I’ve been a Friend of two local lib systems for about 10 years now. I’ve been a book scout/seller and a Friend to about a dozen other regional lib systems for about 2 years now. (Yes, one precipitated the other.)
Policies and perspectives on dealers/scouts/sellers vary widely not only between friends’ groups, but among individual people with authority in a Friends group, and at Friends’ sales.
There seems to be two primary roles that Friends groups play for their lib systems: fundraising and community outreach. Groups that have considered fundraising as more important have tended to work with online wholesale sales sites, like http://www.librarybooksales.org, or one of the several large sales outsourcing providers, and have given up on local publis sales events. Groups who see community outreach as more important have created policies that bar dealers/scouts from the sale, or at least from Friends preview sales, limit purchase volume, etc..

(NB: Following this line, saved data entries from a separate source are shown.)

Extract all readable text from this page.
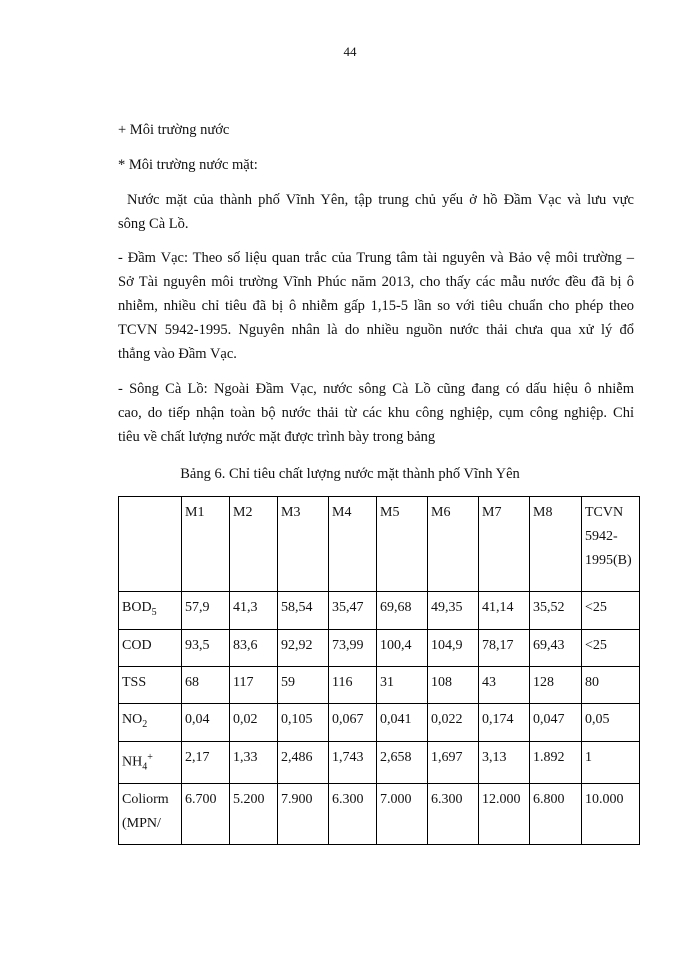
44
+ Môi trường nước
* Môi trường nước mặt:
Nước mặt của thành phố Vĩnh Yên, tập trung chủ yếu ở hồ Đầm Vạc và lưu vực
sông Cà Lồ.
- Đầm Vạc: Theo số liệu quan trắc của Trung tâm tài nguyên và Bảo vệ môi trường –
Sở Tài nguyên môi trường Vĩnh Phúc năm 2013, cho thấy các mẫu nước đều đã bị ô
nhiễm, nhiều chỉ tiêu đã bị ô nhiễm gấp 1,15-5 lần so với tiêu chuẩn cho phép theo
TCVN 5942-1995. Nguyên nhân là do nhiều nguồn nước thải chưa qua xử lý đổ
thẳng vào Đầm Vạc.
- Sông Cà Lồ: Ngoài Đầm Vạc, nước sông Cà Lồ cũng đang có dấu hiệu ô nhiễm
cao, do tiếp nhận toàn bộ nước thải từ các khu công nghiệp, cụm công nghiệp. Chỉ
tiêu về chất lượng nước mặt được trình bày trong bảng
Bảng 6. Chỉ tiêu chất lượng nước mặt thành phố Vĩnh Yên
	M1	M2	M3	M4	M5	M6	M7	M8	TCVN
5942-
1995(B)

$BOD_5$	57,9	41,3	58,54	35,47	69,68	49,35	41,14	35,52	<25
COD	93,5	83,6	92,92	73,99	100,4	104,9	78,17	69,43	<25
TSS	68	117	59	116	31	108	43	128	80
$NO_2$	0,04	0,02	0,105	0,067	0,041	0,022	0,174	0,047	0,05
$NH_4^+$	2,17	1,33	2,486	1,743	2,658	1,697	3,13	1.892	1

Coliorm
(MPN/	6.700	5.200	7.900	6.300	7.000	6.300	12.000	6.800	10.000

Most Friends groups are somewhere in the middle, with individual members perspectives ranging up and down the spectrum. For some, a purchase is a purchase, and every book bought before the end of dollar-a-bag Sunday is one fewer book to send back into storage and not sell again next time. For others, pre-pre-sale culling diminishes the esteem the local tax-supporting community may have for the lib system.
I do volunteer at various Friends sales, and for the most part, they are happy to let me buy what I want before the sale officially opens. I pay the listed price. At other Friends sales, I’m content to queue up a half hour ahead with the other avid readers and scouts. I try to be courteous once inside. I once saw a person load most of a table wholesale into several plastic totes and then spend quite a while in the corner checking the titles with his Blackberry before dumping much of it back on the same table. He effectively kept other people from buying even the books he didn’t want for all that time.
But the difference in opinion about scouts at sales could be easily compared to the differences in opinion that I’ve seen librarians demonstrate about collections policies. High churn popular media on one extreme, archival esoteric reference on the other. Most libraries, and by extension, most Friends groups, try to find the right balance between the two.